The health care industry has undergone several significant changes over the past few years. Telemedicine, automation, and an emphasis on cybersecurity are among the most prominent, but value-based care technology is rising, too. Medical organizations and insurers should pay close attention to this trend as it grows.
What Is Value-Based Care?
Value-based care (VBC) is a model where providers base their billing on patient outcomes rather than the quantity of care. The Centers for Medicare and Medicaid Services (CMS) first started implementing VBC programs in 2012, citing their ability to lower costs and improve care for communities and individuals.
VBC proponents point to how the conventional fee-for-service (FFS) model may incentivize unnecessary procedures because it rewards providers for the amount of care they provide, not how effective it is. A value-based model, in contrast, pays providers for quantifiable evidence of patient health improvement, encouraging a higher quality of care.
This model’s growing popularity coincides with telehealth and similar technology trends because VBC needs data-centric technologies to work. Setting and analyzing value-based care metrics requires a system to determine and gather relevant data. Consequently, as health wearables and similar data-gathering devices have become more accessible, the VBC model has become increasingly viable.
Impact of VBC on Medication-Assisted Treatment
As value-based care technology has improved, more providers and insurers have adopted this model. Now, experts say there could be a significant surge in value-based models over the next few years. Here’s how that trend may impact medication-assisted treatment policies and procedures.
Increased Data Requirements
One of the most significant impacts of VBC is the need for more data. FFS models are far easier to manage in terms of billing information because all it takes is a record of what services a provider offered. Value-based care metrics are more complicated, requiring a wider range of data to measure and provide to patients and insurance companies.
Health care providers will need to determine specific metrics for measuring patient health outcomes. Possible factors include days between treatment and future appointments, changes in self-reported wellness scores, or prominence of symptoms. These metrics will likely vary between cases and patients, too, so providers need tools that can track multiple data points.
These rising data needs have two major budgeting implications. First, hospitals and other practices must adopt appropriate internet of things (IoT) devices to track these many metrics. Second, they’ll need to bolster their IT infrastructure to manage larger data volumes safely and efficiently.
Rising AI Adoption
As value-based care technology increases health care data volumes, it could push providers to broader artificial intelligence (AI) usage. Despite its many relevant benefits, AI adoption has lagged in health care. Just 0.05% of job postings in the sector require AI-related skills, placing it lower than every industry but construction. VBC could change that.
Collecting data on relevant metrics is only the first step in using them to shape billing practices. Providers must also analyze this information to determine how these trends reflect the efficacy of various medications. AI tends to perform this kind of analysis faster and more accurately than humans, making it an essential part of employing these models.
It’s important to recognize that AI comes with plenty of privacy and ethical concerns, especially in the health care sector. Consequently, medication-assisted treatment policies and procedures must include specific protocols for ensuring they use this technology fairly and keep humans as the final decision-makers.
Higher Cybersecurity Concerns
Rising data rates and AI usage will drive another growing health care trend further: Cybersecurity. There were more than 590 health care data breaches in 2022, impacting more than 46.8 million people’s information. As value-based care companies grow and collect more patient data, those breaches could become even more damaging.
The medical industry already faces stringent privacy standards, but its recent record of data breaches indicates a need for higher security. If providers want to fully capitalize on value-based care, they must ensure they increase their cybersecurity measures as quickly as they embrace digital transformation.
Zero-trust architecture, automated network monitoring, multi-factor authentication (MFA), and IoT security may be necessary. Providers that don’t adopt these practices as they gather more patient data may quickly find themselves in legal trouble.

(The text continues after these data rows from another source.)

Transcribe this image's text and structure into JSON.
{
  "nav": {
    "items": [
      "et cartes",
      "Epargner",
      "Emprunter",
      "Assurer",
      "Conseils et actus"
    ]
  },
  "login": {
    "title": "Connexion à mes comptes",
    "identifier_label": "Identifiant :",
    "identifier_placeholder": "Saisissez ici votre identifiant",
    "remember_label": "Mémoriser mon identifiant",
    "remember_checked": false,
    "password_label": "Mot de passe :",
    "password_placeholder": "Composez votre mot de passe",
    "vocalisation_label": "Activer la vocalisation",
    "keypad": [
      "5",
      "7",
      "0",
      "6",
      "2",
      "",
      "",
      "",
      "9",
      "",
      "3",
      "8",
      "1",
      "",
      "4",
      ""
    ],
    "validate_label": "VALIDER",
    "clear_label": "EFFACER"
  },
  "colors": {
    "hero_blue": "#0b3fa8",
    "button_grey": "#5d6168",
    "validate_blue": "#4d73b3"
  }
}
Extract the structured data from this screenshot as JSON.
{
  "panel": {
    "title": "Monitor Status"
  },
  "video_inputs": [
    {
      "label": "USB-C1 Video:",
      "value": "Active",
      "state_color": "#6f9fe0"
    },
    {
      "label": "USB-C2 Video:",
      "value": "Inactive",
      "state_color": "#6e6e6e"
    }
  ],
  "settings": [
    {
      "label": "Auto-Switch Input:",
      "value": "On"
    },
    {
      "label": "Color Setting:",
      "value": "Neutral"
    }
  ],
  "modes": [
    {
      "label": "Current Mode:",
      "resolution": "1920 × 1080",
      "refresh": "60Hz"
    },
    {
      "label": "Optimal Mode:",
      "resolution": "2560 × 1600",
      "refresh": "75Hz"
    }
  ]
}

More Emphasis on Patient Engagement
Finally, medication-assisted treatment programs will have to invest more in encouraging patient engagement. Value-based care metrics often require action on the patient’s side, either from self-reporting or visiting a professional. Failure to do so doesn’t heavily impact billing in an FFS model, but it could dramatically alter a VBC program, as it limits the available data on a medication’s efficacy.
Providers can mitigate this issue by using telehealth devices that automatically capture and send data. Still, that approach only works for some metrics and conditions, so hospitals and pharmacies must also encourage patients to become more engaged in their own care.
Gamification, rewards, and informational programs that highlight the benefits of engagement can help. However, it may be more effective to make engagement as easy as possible. If the industry can adapt to become less complicated or inconvenient on the patient side, patients will be more inclined to actively participate in their own care.
Value-Based Care Creates New Challenges and Opportunities
Value-based care technology could drive many improvements in medication-assisted treatment policies and procedures, including lower treatment costs and better patient outcomes. It will also introduce some challenges, like a growing need for reliable cybersecurity and pressure to digitize rapidly.
Providers must understand and prepare for these challenges and opportunities now to make the most of them in the future – as value-based care’s popularity grows, their success in the industry may depend on it.